Senior running backs Omari Land and Andrew Valladares each ran for two touchdowns and Western Oregon dominated the middle two stanzas en route to a 46-7 Lone Star Conference victory.
Land finished with 105 rushing yards on 15 carries, including TD runs of 7 yards in the first quarter and 20 in the second, while Valladares notched a pair of 5-yard scoring runs.
“We keep talking about the same things,” said ENMU second-year coach Tye Hiatt on Sunday as the team prepared to fly back out of Portland. “But right now, when we don’t have the momentum, we have a hard time executing.”
A sack and a penalty helped negate the Greyhounds’ first possession, and the Wolves (4-4, 3-3 LSC) responded with a drive that consumed just over six minutes, covering 68 yards in 10 plays. It ended with Land’s first tally.
ENMU (2-6, 1-5) countered to tie it late in the stanza, going 81 yards in 10 plays. Junior quarterback Kason Martin had completions of 13 yards to senior D’Angelo Biggs, 18 yards to sophomore Tyree Cherry, 14 yards to junior Asa Wondeh and 10 yards to sophomore Greg Thomas, setting the Hounds up first-and-goal at the WOU 9.
Sophomore Howard Russell went in for the score on third down from the 3, and sophomore Cooper Hamilton’s PAT kick made it 7-7.
From there, it was all Western Oregon. Land and Valladares each scored before Wolves sophomore Anthony Mack Jr. blocked David Sweet’s punt, with Marquis Sampson scooping it up and racing 14 yards for a touchdown to make it 26-7 at halftime.
“I thought we did some really good things in the first quarter, but the wheels came off,” said Hiatt, who grew up in Oregon and had a number of family members and friends in attendance at the game. “We came in knowing they were a tough, physical football team, and that’s what they were.

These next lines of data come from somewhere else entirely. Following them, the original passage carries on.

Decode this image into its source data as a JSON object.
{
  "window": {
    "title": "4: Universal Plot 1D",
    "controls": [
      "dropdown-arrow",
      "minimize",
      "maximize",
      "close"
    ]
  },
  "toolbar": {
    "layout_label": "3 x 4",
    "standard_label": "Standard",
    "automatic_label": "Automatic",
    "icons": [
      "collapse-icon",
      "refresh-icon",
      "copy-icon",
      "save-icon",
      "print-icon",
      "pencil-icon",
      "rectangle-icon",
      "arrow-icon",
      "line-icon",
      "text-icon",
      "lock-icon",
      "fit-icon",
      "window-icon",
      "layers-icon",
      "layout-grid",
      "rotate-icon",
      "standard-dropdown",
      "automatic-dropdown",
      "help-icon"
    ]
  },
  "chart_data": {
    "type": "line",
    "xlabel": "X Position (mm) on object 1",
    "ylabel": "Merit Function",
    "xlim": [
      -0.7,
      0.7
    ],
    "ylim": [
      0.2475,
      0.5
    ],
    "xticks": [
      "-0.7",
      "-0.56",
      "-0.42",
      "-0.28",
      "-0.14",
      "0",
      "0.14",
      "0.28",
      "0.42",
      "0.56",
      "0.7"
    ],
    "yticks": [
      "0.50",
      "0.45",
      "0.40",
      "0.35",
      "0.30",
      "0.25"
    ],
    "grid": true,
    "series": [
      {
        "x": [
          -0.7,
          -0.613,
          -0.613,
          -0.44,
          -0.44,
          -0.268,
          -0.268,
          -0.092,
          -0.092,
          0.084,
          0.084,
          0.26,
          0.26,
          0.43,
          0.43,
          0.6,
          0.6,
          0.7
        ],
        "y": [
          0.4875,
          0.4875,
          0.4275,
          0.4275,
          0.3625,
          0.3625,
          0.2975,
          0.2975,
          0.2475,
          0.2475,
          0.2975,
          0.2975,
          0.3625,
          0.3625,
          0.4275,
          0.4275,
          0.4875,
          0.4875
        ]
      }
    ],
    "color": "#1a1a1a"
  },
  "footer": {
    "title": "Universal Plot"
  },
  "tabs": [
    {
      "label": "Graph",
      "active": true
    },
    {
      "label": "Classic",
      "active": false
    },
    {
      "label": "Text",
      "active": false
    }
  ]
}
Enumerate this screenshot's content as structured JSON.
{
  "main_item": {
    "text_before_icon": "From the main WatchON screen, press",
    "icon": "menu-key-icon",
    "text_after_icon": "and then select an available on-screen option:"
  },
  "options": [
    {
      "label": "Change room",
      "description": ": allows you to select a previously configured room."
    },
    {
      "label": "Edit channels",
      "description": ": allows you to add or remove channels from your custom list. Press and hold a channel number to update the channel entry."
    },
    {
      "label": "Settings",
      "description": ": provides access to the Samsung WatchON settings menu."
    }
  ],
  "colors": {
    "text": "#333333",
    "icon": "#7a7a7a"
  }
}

“We dropped three kickoffs, and that made us start with really poor field position. We had been playing some good football, but yesterday we took a couple of steps backwards.”
Western Oregon, which won its third in a row, added three third-period TDs, capped by a 16-yard interception return from senior defensive back Machiah Lee in the final minute of the frame. Senior DB Joey Sinclair also had a pair of picks against Martin, who finished 9-of-26 for 161 yards.
The Wolves held ENMU to just 250 total yards, including only 74 yards on 36 rushing plays. That included two sacks of Martin for a net loss of 22 yards.
It was Western Oregon’s first win in three all-time meetings with the Hounds, who defeated the Wolves 19-14 in 2018 at Greyhound Stadium and 35-27 the following year at Monmouth.
ENMU plays two of its final three games at home, beginning with Saturday’s 2 p.m. LSC tilt against Texas-Permian Basin (3-5, 2-4). The Falcons are coming off a 24-23 loss at home to Midwestern State on Saturday in which they led the entire way until MSU freshman Ritse Vaes kicked a 42-yard field goal with nine seconds left.
“I think UTPB is a good team,” Hiatt said. “Do I think they’re beatable? One hundred percent. But we’ve got to be better at what we do. When we do that, we have a chance to be a good team.”